Comment: In fact, the issues involved in this case are far more subtle than might first appear. It is first important to differentiate between the issue of assumption and transfer of leases versus termination of possession. Terminated leases are no longer "property of the estate." The trustee has no right to assume them. 365 (c) (3) (non residential leases) Therefore, it is always a good idea to terminate long term leases promptly on default. Although there are some arguments otherwise, landlords have a good chance that this will end any argument about the estate's future rights of assignment as to non-residential leases. A recent bankruptcy court decision applied the same analysis to residential leases. Robinson v. Chicago Housing Authority, 54 F.3d 316 (7th Cir. 1995). (Fact that there is no language in Bankruptcy Code specifically providing that residential leases cannot be assumed after termination is not an indication that they can be. Once leases are terminated, the estate has no right to assume them.)

But does the general concept that terminated leases are not "property of the estate" mean that any action with respect to rights arising under such leases fall outside of the Bankruptcy laws?

Under 362 (a) (3) the automatic stay bars "any act to obtain possession of the property of the estateor of property from the estate or to exercise control over property of the estate." In a commercial lease context, surely the personal property on the premises is property of the estate. In a residential lease, the property may or may not be property of the estate.

First, there is the issue of personal property on the premises. In an eviction action, the evicting party will take control of that property at least for purposes of putting it out on the street. A termination of the lease does not terminate the tenant's interest in this property. It would appear that Section 362 (a) (3) would stay an eviction that would have the purpose and effect of "controlling" this property.

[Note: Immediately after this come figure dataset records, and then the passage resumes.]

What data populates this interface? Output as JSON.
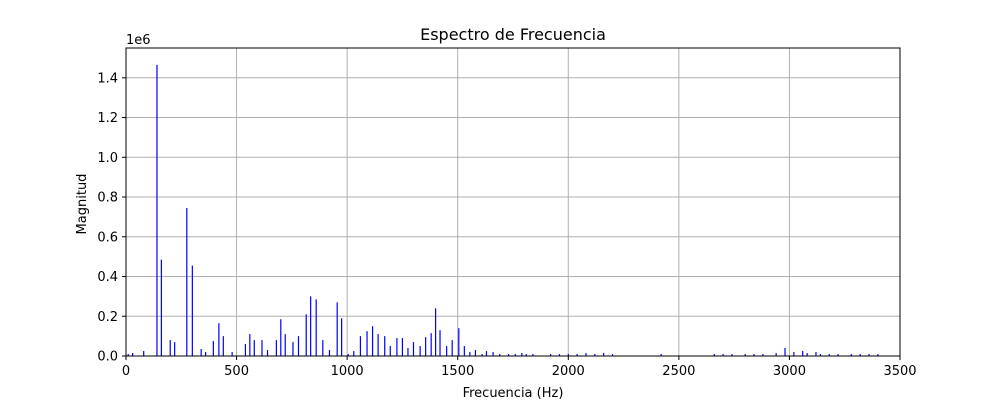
{
  "chart_data": {
    "type": "bar",
    "title": "Espectro de Frecuencia",
    "xlabel": "Frecuencia (Hz)",
    "ylabel": "Magnitud",
    "offset_label": "1e6",
    "xlim": [
      0,
      3500
    ],
    "ylim": [
      0,
      1.55
    ],
    "x_ticks": [
      0,
      500,
      1000,
      1500,
      2000,
      2500,
      3000,
      3500
    ],
    "x_tick_labels": [
      "0",
      "500",
      "1000",
      "1500",
      "2000",
      "2500",
      "3000",
      "3500"
    ],
    "y_ticks": [
      0,
      0.2,
      0.4,
      0.6,
      0.8,
      1.0,
      1.2,
      1.4
    ],
    "y_tick_labels": [
      "0.0",
      "0.2",
      "0.4",
      "0.6",
      "0.8",
      "1.0",
      "1.2",
      "1.4"
    ],
    "grid": true,
    "series": [
      {
        "color": "#0000ff",
        "x": [
          10,
          30,
          80,
          140,
          160,
          200,
          220,
          275,
          300,
          340,
          360,
          395,
          420,
          440,
          480,
          540,
          560,
          580,
          615,
          640,
          680,
          700,
          720,
          755,
          780,
          815,
          835,
          860,
          890,
          920,
          955,
          975,
          1005,
          1030,
          1060,
          1090,
          1115,
          1140,
          1170,
          1195,
          1225,
          1250,
          1275,
          1300,
          1330,
          1355,
          1380,
          1400,
          1420,
          1450,
          1475,
          1505,
          1530,
          1555,
          1580,
          1610,
          1630,
          1660,
          1690,
          1730,
          1760,
          1790,
          1810,
          1840,
          1920,
          1960,
          2000,
          2040,
          2080,
          2120,
          2160,
          2200,
          2420,
          2660,
          2700,
          2740,
          2800,
          2840,
          2880,
          2940,
          2980,
          3020,
          3060,
          3080,
          3120,
          3140,
          3180,
          3220,
          3280,
          3320,
          3360,
          3400
        ],
        "values": [
          0.01,
          0.015,
          0.025,
          1.465,
          0.485,
          0.08,
          0.07,
          0.745,
          0.455,
          0.035,
          0.02,
          0.075,
          0.165,
          0.1,
          0.02,
          0.06,
          0.11,
          0.08,
          0.08,
          0.03,
          0.08,
          0.185,
          0.11,
          0.07,
          0.1,
          0.21,
          0.3,
          0.285,
          0.08,
          0.03,
          0.27,
          0.19,
          0.01,
          0.025,
          0.1,
          0.125,
          0.15,
          0.11,
          0.1,
          0.05,
          0.09,
          0.09,
          0.04,
          0.07,
          0.05,
          0.095,
          0.115,
          0.24,
          0.13,
          0.05,
          0.08,
          0.14,
          0.05,
          0.02,
          0.03,
          0.01,
          0.025,
          0.02,
          0.01,
          0.01,
          0.01,
          0.015,
          0.01,
          0.01,
          0.01,
          0.01,
          0.01,
          0.01,
          0.015,
          0.01,
          0.015,
          0.01,
          0.01,
          0.01,
          0.01,
          0.01,
          0.01,
          0.01,
          0.01,
          0.015,
          0.04,
          0.02,
          0.025,
          0.015,
          0.02,
          0.01,
          0.01,
          0.01,
          0.01,
          0.01,
          0.01,
          0.01
        ]
      }
    ]
  }
}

Then there is the possession of the property itself. It may indeed not "belong" to the estate, as the leasehold interest has been terminated. But it is in the possession of the estate. The above section stays "any act to obtain possession . . . of property from the estate."

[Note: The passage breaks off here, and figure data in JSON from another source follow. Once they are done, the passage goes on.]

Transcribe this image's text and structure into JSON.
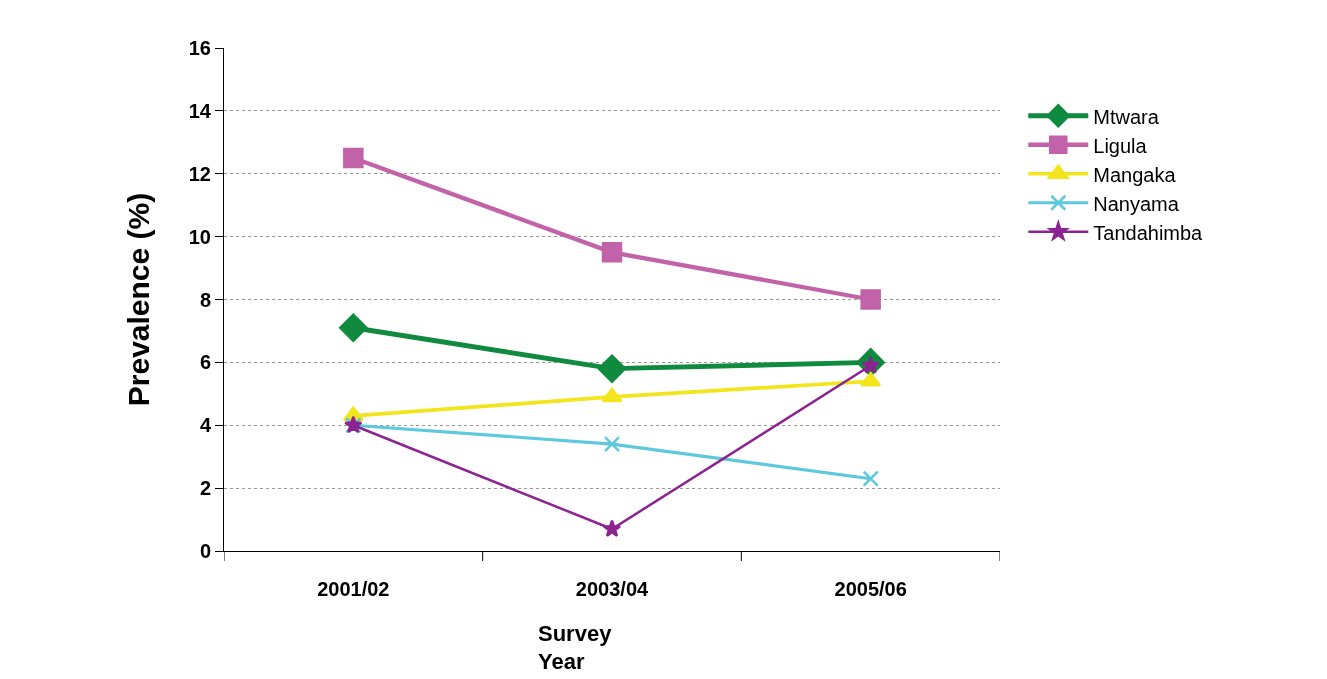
{
  "chart_data": {
    "type": "line",
    "xlabel": "Survey Year",
    "ylabel": "Prevalence (%)",
    "categories": [
      "2001/02",
      "2003/04",
      "2005/06"
    ],
    "series": [
      {
        "name": "Mtwara",
        "color": "#0f8a3e",
        "marker": "diamond",
        "values": [
          7.1,
          5.8,
          6.0
        ]
      },
      {
        "name": "Ligula",
        "color": "#c262a8",
        "marker": "square",
        "values": [
          12.5,
          9.5,
          8.0
        ]
      },
      {
        "name": "Mangaka",
        "color": "#f2e51b",
        "marker": "triangle",
        "values": [
          4.3,
          4.9,
          5.4
        ]
      },
      {
        "name": "Nanyama",
        "color": "#5ec8dc",
        "marker": "cross",
        "values": [
          4.0,
          3.4,
          2.3
        ]
      },
      {
        "name": "Tandahimba",
        "color": "#8b2490",
        "marker": "star",
        "values": [
          4.0,
          0.7,
          5.9
        ]
      }
    ],
    "ylim": [
      0,
      16
    ],
    "yticks": [
      0,
      2,
      4,
      6,
      8,
      10,
      12,
      14,
      16
    ],
    "grid": "y",
    "legend": "right",
    "line_style": "solid"
  }
}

This lower New York court decision, of course, will be cold comfort to a landlord initiating eviction proceedings and then challenged with contempt proceedings in federal Bankruptcy court. Why not go into the bankruptcy court, get an order for the payment of rent for a month or two as a condition of continued possession, and then obtain possession after an orderly disbursement of the debtor's possessions? This complicates matters with providing access to a new tenant, of course, but it skirts the danger of confrontation with the bankruptcy court.